In Einstein tensor notation, repeated incides in a product are implicitly summed over. So, explicitly written out, this reads:

$$\sum_{\mu,\nu}F_{\mu\nu}F^{\mu\nu}=2(B^2-E^2)$$

• @G.Smith That's correct. I am stating what the statement currently reads, not what it should read. – probably_someone Jun 30 at 3:06
• @probably_someone I've edited it to the correct value, so feel free to edit your answer accordingly :) – John Dumancic Jun 30 at 3:21

As pointed out in the other answer,you have to sum over the indices. This is equivalent to taking the trace over the matrix product(in this case). Note an overall negative sign in missing in your matrix product because because $$F_{\mu\nu}F^{\mu\nu}$$ is not the trace of the matrix product of the $$F_{\mu\nu}$$ matrix with the $$F^{\mu\nu}$$ matrix.It is the trace of the matrix product of one with the transpose of the other.After fixing the sign, You just need to take trace of the correct matrix product,and the result will be $$2(B^2-E^2)$$.

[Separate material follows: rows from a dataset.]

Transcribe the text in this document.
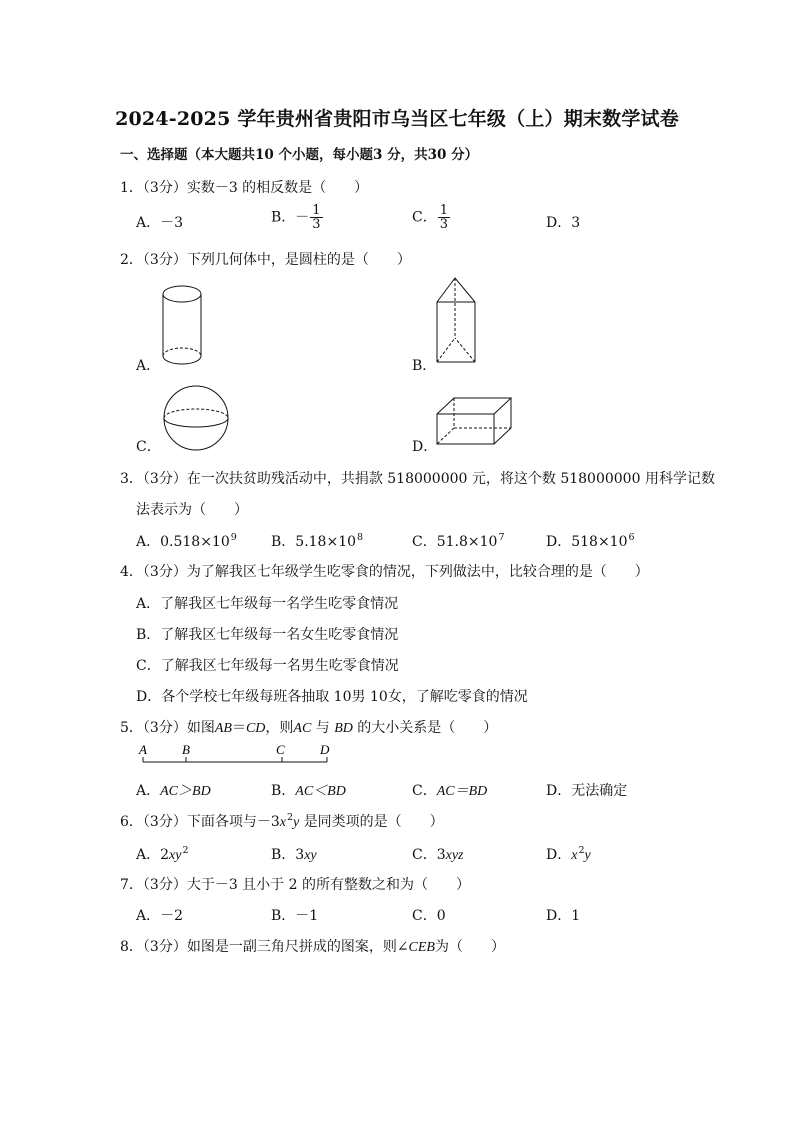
2024-2025 学年贵州省贵阳市乌当区七年级（上）期末数学试卷
一、选择题（本大题共10 个小题，每小题3 分，共30 分）
1．（3分）实数－3 的相反数是（　　）
A．－3	B．－ $\frac{1}{3}$	C． $\frac{1}{3}$	D．3
2．（3分）下列几何体中，是圆柱的是（　　）
A．	B．
C．	D．
3．（3分）在一次扶贫助残活动中，共捐款 518000000 元，将这个数 518000000 用科学记数
法表示为（　　）
A．$0.518\times 10^9$ B．$5.18\times 10^8$	C．$51.8\times 10^7$	D．$518\times 10^6$
4．（3分）为了解我区七年级学生吃零食的情况，下列做法中，比较合理的是（　　）
A．了解我区七年级每一名学生吃零食情况
B．了解我区七年级每一名女生吃零食情况
C．了解我区七年级每一名男生吃零食情况
D．各个学校七年级每班各抽取 10男 10女，了解吃零食的情况
5．（3分）如图AB＝CD，则AC 与 BD 的大小关系是（　　）
A	B	C	D
A．AC＞BD	B．AC＜BD	C．AC＝BD	D．无法确定
6．（3分）下面各项与$-3x^2y$ 是同类项的是（　　）
A．$2xy^2$	B．3xy	C．3xyz	D．$x^2y$
7．（3分）大于－3 且小于 2 的所有整数之和为（　　）
A．－2	B．－1	C．0	D．1
8．（3分）如图是一副三角尺拼成的图案，则∠CEB为（　　）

• The trace of the OP’s matrix product doesn’t have the correct sign, because $F_{\mu\nu}F^{\mu\nu}$ is not the trace of the matrix product of the $F_{\mu\nu}$ matrix with the $F^{\mu\nu}$ matrix. It is the trace of the matrix product of one with the transpose of the other. – G. Smith Jun 30 at 3:15
• You wrongly implied that what the OP did was fine. And even now you have not explained what the OP did wrong. – G. Smith Jun 30 at 3:20
• An the linear algebra matrix product as written is $F_{\mu\nu}F^{\nu\mu}$, i.e., one is transposed, hence the sign error. – JEB Jun 30 at 3:20
• No, I don’t think so. Your answer is confusing, but you can improve it. – G. Smith Jun 30 at 3:26
• It’s better now. – G. Smith Jun 30 at 3:41

Since the sum over repeated indices is implied as other answers have pointed out, $$F_{\mu\nu}F^{\mu\nu}$$ is nothing but the sum of the elements of the element-wise product of the matrices $$F_{\mu\nu}$$ and $$F^{\mu\nu}$$. From this, the equality you are after follows immediately without even (matrix-)multiplying them, since the element-wise product is trivial to calculate.